Indeed, if introspection were sufficient to reveal the true structure of human psychology, it's not clear why we would even need to do science; we would just know. It's precisely because careful observation and experiments can tell us things about ourselves that we didn't already know, that science is useful. Ultimately, finding out that something you believe is false—even something you believe about yourself—just isn't that bad. If you keep an open mind about it, having your identity invalidated by new information is an opportunity for growth: given the new knowledge about what you actually were all along, it might be possible to make better decisions in the service of your values.

Given the vastness of the diversity of human experience, there's always going to be someone who says that the angels spoke to them from a cloud promising the fountain of youth. And we can respect this person and trust that they're telling the truth about their subjective experiences, while at the same time stating confidently: those weren't actually angels.


Apophenia?

Media depictions of trans women, whether they take the form of fictional characters or actual people, usually fall under one of two main archetypes: the "deceptive transsexual" or the "pathetic transsexual." While characters based on both models are presented as having a vested interest in achieving an ultrafeminine appearance, they differ in their abilities to pull it off. Because the "deceivers" successfully pass as women, they generally act as unexpected plot twists, or play the role of sexual predators who fool innocent straight guys into falling for other "men." [...] In contrast to the "deceivers," who wield their feminine wiles with success, the "pathetic transsexual" characters aren't deluding anyone. Despite her masculine mannerisms and five o'clock shadow, the "pathetic transsexual" will inevitably insist that she is a woman trapped inside a man's body.

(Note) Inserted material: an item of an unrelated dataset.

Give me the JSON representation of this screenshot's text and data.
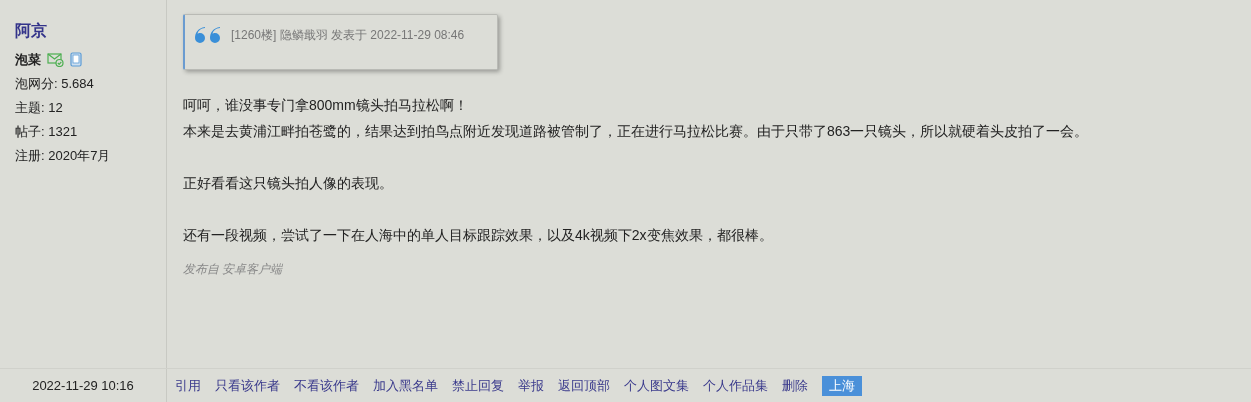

—Julia Serano, Whipping Girl: A Transsexual Woman on Sexism and the Scapegoating of Femininity, Ch. 2, "Skirt Chasers: Why the Media Depicts the Trans Revolution in Lipstick and Heels"

Serano is right to call out media producers for inventing and promulgating these harmful stereotypes! One really has to wonder, though, why the media, in the vicious and shallow baseness of its ignorance and transphobia, happened to confabulate those two and only two particular archetypes with which to stigmatize trans women. I mean, it's not as if the emergence of such toxic ideas could be in any way related to some underlying statistical reality, right??